Isolada num quarto em casa, recebendo notícias de colegas de trabalho sendo internados e do avanço da infecção pelo mundo, a médica acompanhou a evolução da própria doença com equipamentos que tinha e enfrentou sozinha, por 14 dias, uma constante falta de ar. “O medo era ficar mais grave e ser intubada”, quando ela sabia que a rede de saúde já estava saturada.
“Me enxergar do lado oposto me deu uma visão diferente. A gente entende que os pacientes chegam à emergência com falta de ar, claro, mas eles chegam muito ansiosos porque é uma doença que causa muito medo. Imagina você não conseguir respirar e saber que existe a possibilidade de chegar a um hospital e não ter oxigênio. É muito desesperador. Essa ansiedade piora muito a falta de ar e eu senti isso na pele”, compartilha a médica.
Ainda hoje, Patrícia enfrenta um estresse pós-traumático. “Você estar ali, todo paramentado, atendendo pessoas com a mesma queixa de falta de ar que você sentiu pouco tempo atrás e que causou tanto medo me gerava muita ansiedade. Até hoje trabalho isso”.
Edeiza Ataliba Bastos, 36, estava grávida de sete meses da Marianna quando foi internada às pressas no último mês de fevereiro sentindo falta de ar, seis dias após observar os primeiros sintomas da Covid-19. Quem primeiro positivou para a doença em casa foi o marido da enfermeira, em seguida ela e, depois, sua primogênita de um ano e meio de idade.
Quando se internou e soube que teria de fazer uma cesárea antecipada para salvar a própria vida e a da filha, conta Edeiza, “o que vinha à cabeça era o medo de morrer. Porque a todo momento eu era consciente da gravidade do meu quadro”, relata.
Tendo passado um mês internada, depois de ser submetida a um parto de urgência e de enfrentar intubação e traqueostomia, a profissional agradece pelo empenho de cada um dos colegas de labuta que acompanhou sua jornada no hospital. “Tive uma assistência muito boa. Todo mundo que passou pelo meu caminho teve um papel fundamental pra que eu me recuperasse”, reconhece.
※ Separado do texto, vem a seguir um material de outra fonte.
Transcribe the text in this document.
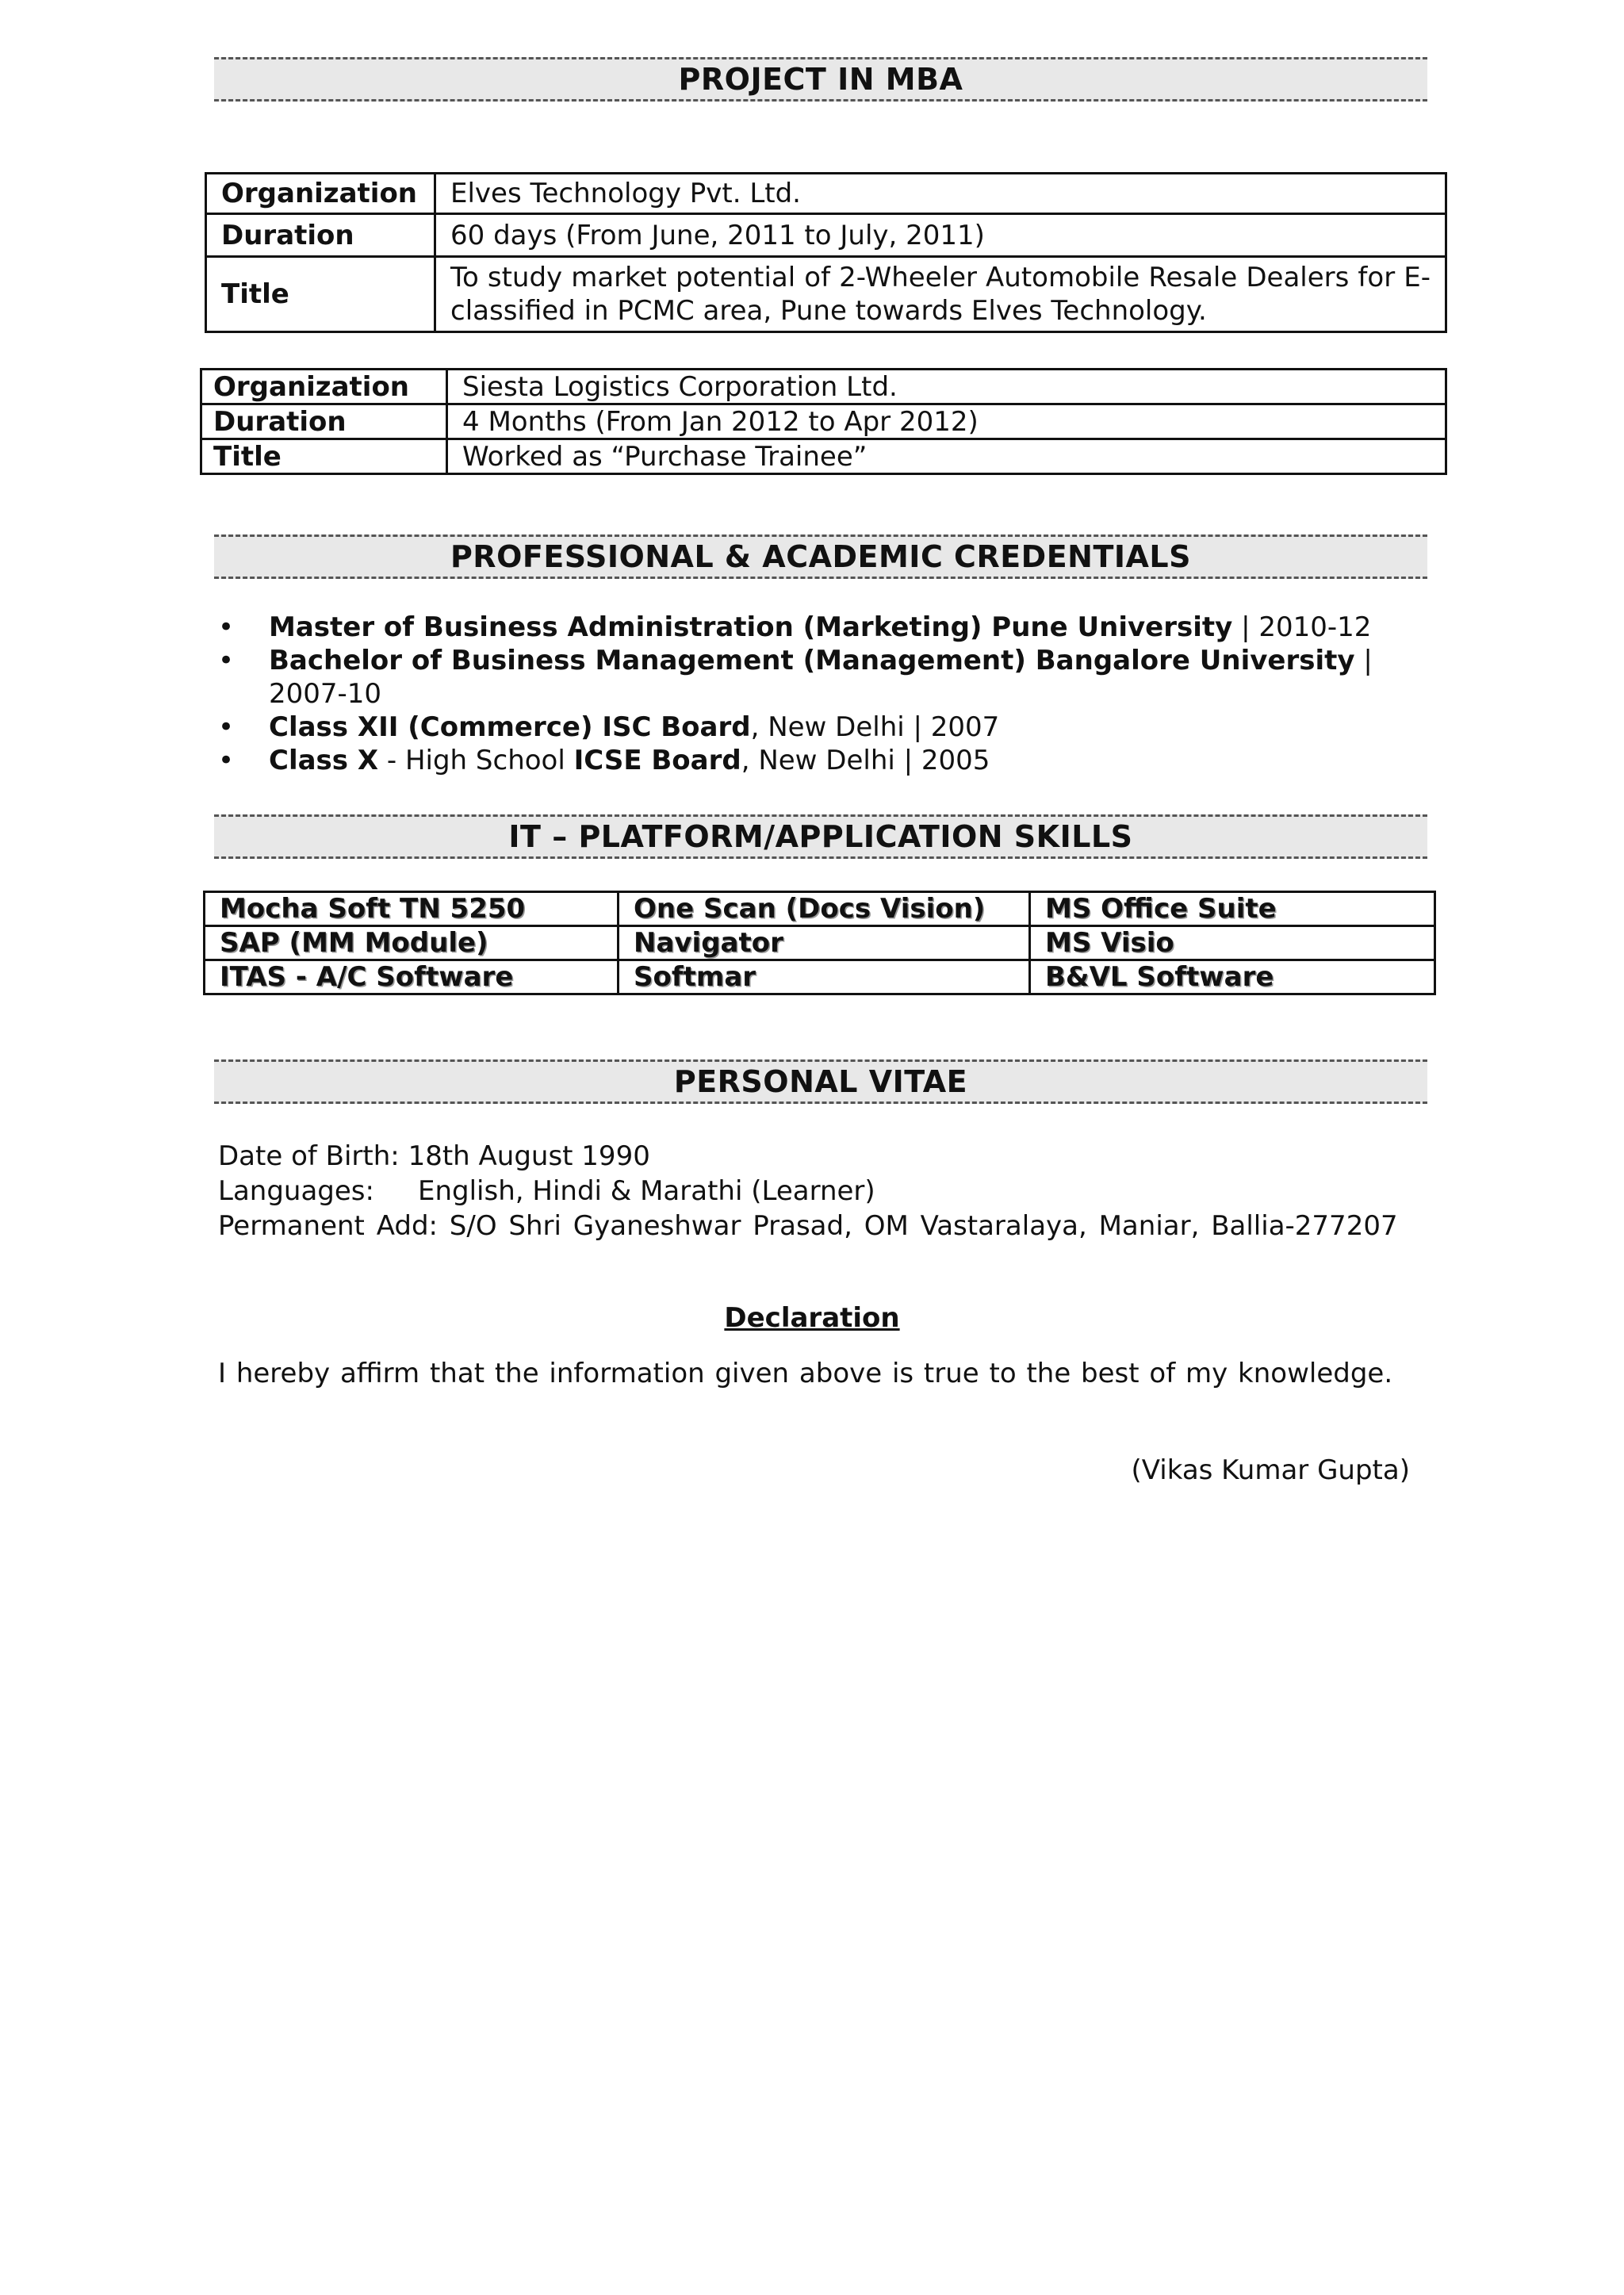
PROJECT IN MBA
Organization	Elves Technology Pvt. Ltd.
Duration	60 days (From June, 2011 to July, 2011)
Title	To study market potential of 2-Wheeler Automobile Resale Dealers for E-classified in PCMC area, Pune towards Elves Technology.
Organization	Siesta Logistics Corporation Ltd.
Duration	4 Months (From Jan 2012 to Apr 2012)
Title	Worked as “Purchase Trainee”
PROFESSIONAL & ACADEMIC CREDENTIALS
• Master of Business Administration (Marketing) Pune University | 2010-12
• Bachelor of Business Management (Management) Bangalore University | 2007-10
• Class XII (Commerce) ISC Board, New Delhi | 2007
• Class X - High School ICSE Board, New Delhi | 2005
IT – PLATFORM/APPLICATION SKILLS
Mocha Soft TN 5250	One Scan (Docs Vision)	MS Office Suite
SAP (MM Module)	Navigator	MS Visio
ITAS - A/C Software	Softmar	B&VL Software
PERSONAL VITAE
Date of Birth: 18th August 1990
Languages: English, Hindi & Marathi (Learner)
Permanent Add: S/O Shri Gyaneshwar Prasad, OM Vastaralaya, Maniar, Ballia-277207
Declaration
I hereby affirm that the information given above is true to the best of my knowledge.
(Vikas Kumar Gupta)
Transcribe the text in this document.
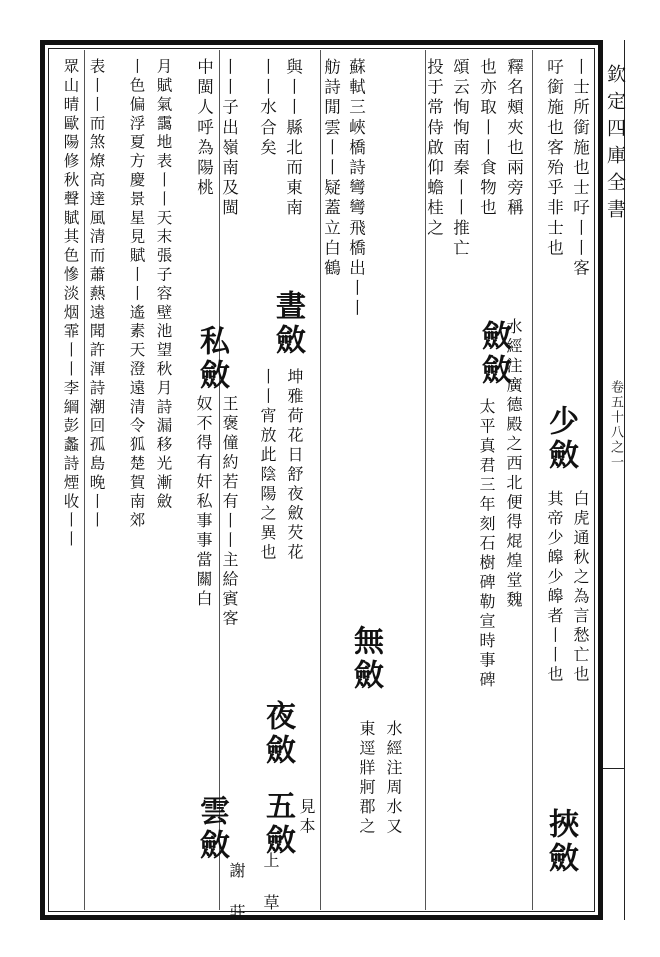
欽定四庫全書
卷五十八之一
丨士所銜施也士吇丨丨客
吇銜施也客殆乎非士也
釋名頰夾也兩旁稱
也亦取丨丨食物也
頌云恂恂南秦丨丨推亡
投于常侍啟仰蟾桂之
蘇軾三峽橋詩彎彎飛橋出丨丨
舫詩閒雲丨丨疑蓋立白鶴
與丨丨縣北而東南
丨丨水合矣
丨丨子出嶺南及閩
中閩人呼為陽桃
月賦氣靄地表丨丨天末張子容壁池望秋月詩漏移光漸斂
丨色偏浮夏方慶景星見賦丨丨遙素天澄遠清令狐楚賀南郊
表丨丨而煞燎高達風清而蕭爇遠聞許渾詩潮回孤島晚丨丨
眾山晴歐陽修秋聲賦其色慘淡烟霏丨丨李綱彭蠡詩煙收丨丨	少斂
白虎通秋之為言愁亡也
其帝少皞少皞者丨丨也
挾斂
斂斂
水經注廣德殿之西北便得焜煌堂魏
太平真君三年刻石樹碑勒宣時事碑
無斂
水經注周水又
東逕牂牁郡之
晝斂
坤雅荷花日舒夜斂芡花
丨丨宵放此陰陽之異也
夜斂
見本
五斂
上 草
私斂
王褒僮約若有丨丨主給賓客
奴不得有奸私事事當關白
雲斂
謝 莊
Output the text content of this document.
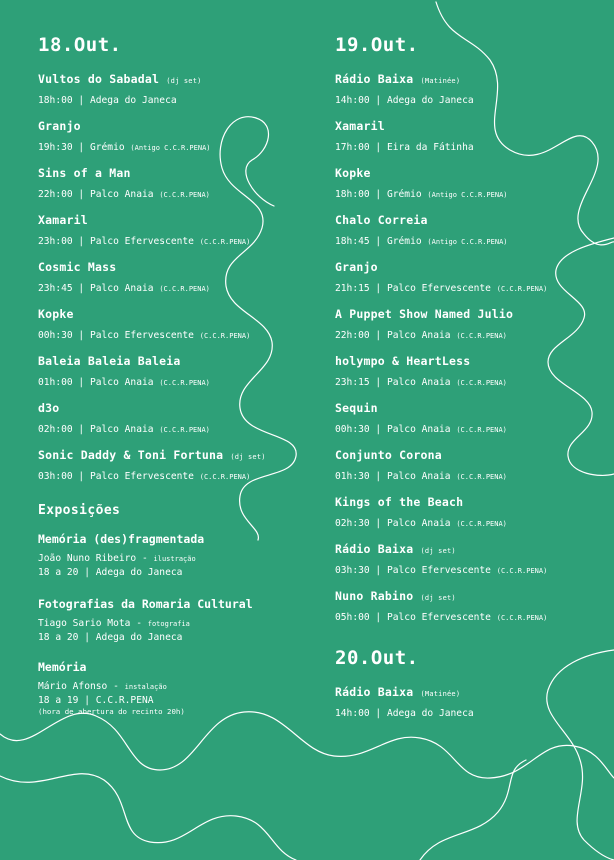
18.Out.
Vultos do Sabadal (dj set)
18h:00 | Adega do Janeca
Granjo
19h:30 | Grémio (Antigo C.C.R.PENA)
Sins of a Man
22h:00 | Palco Anaia (C.C.R.PENA)
Xamaril
23h:00 | Palco Efervescente (C.C.R.PENA)
Cosmic Mass
23h:45 | Palco Anaia (C.C.R.PENA)
Kopke
00h:30 | Palco Efervescente (C.C.R.PENA)
Baleia Baleia Baleia
01h:00 | Palco Anaia (C.C.R.PENA)
d3o
02h:00 | Palco Anaia (C.C.R.PENA)
Sonic Daddy & Toni Fortuna (dj set)
03h:00 | Palco Efervescente (C.C.R.PENA)
Exposições
Memória (des)fragmentada
João Nuno Ribeiro - ilustração
18 a 20 | Adega do Janeca
Fotografias da Romaria Cultural
Tiago Sario Mota - fotografia
18 a 20 | Adega do Janeca
Memória
Mário Afonso - instalação
18 a 19 | C.C.R.PENA
(hora de abertura do recinto 20h)
19.Out.
Rádio Baixa (Matinée)
14h:00 | Adega do Janeca
Xamaril
17h:00 | Eira da Fátinha
Kopke
18h:00 | Grémio (Antigo C.C.R.PENA)
Chalo Correia
18h:45 | Grémio (Antigo C.C.R.PENA)
Granjo
21h:15 | Palco Efervescente (C.C.R.PENA)
A Puppet Show Named Julio
22h:00 | Palco Anaia (C.C.R.PENA)
holympo & HeartLess
23h:15 | Palco Anaia (C.C.R.PENA)
Sequin
00h:30 | Palco Anaia (C.C.R.PENA)
Conjunto Corona
01h:30 | Palco Anaia (C.C.R.PENA)
Kings of the Beach
02h:30 | Palco Anaia (C.C.R.PENA)
Rádio Baixa (dj set)
03h:30 | Palco Efervescente (C.C.R.PENA)
Nuno Rabino (dj set)
05h:00 | Palco Efervescente (C.C.R.PENA)
20.Out.
Rádio Baixa (Matinée)
14h:00 | Adega do Janeca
Hoje, se recuperando física e emocionalmente da doença, com a filha saudável no colo e ao lado da família, Edeiza compartilha:
“Só sabe da gravidade [da Covid-19] quem passa. E minha perspectiva depois de enfrentar é que cada vez mais devemos tratar nossos pacientes bem e prezar pela vida, fazer tudo o que estiver ao nosso alcance pra tentar salvar quem a gente puder, porque todo mundo é o amor de alguém”.
No Ceará, do início da pandemia até as 11h48 do último sábado (27), 21,2 mil profissionais da saúde foram infectados pelo novo coronavírus, segundo o IntegraSUS. Desses, 54 morreram, a maioria (46,2%) em Fortaleza, onde também se concentra a maior parte dos casos confirmados (37,4%).
Dos profissionais mais afetados, estão técnicos ou auxiliares de enfermagem, médicos, enfermeiros, agentes comunitários de saúde, condutores de ambulâncias, dentre outros.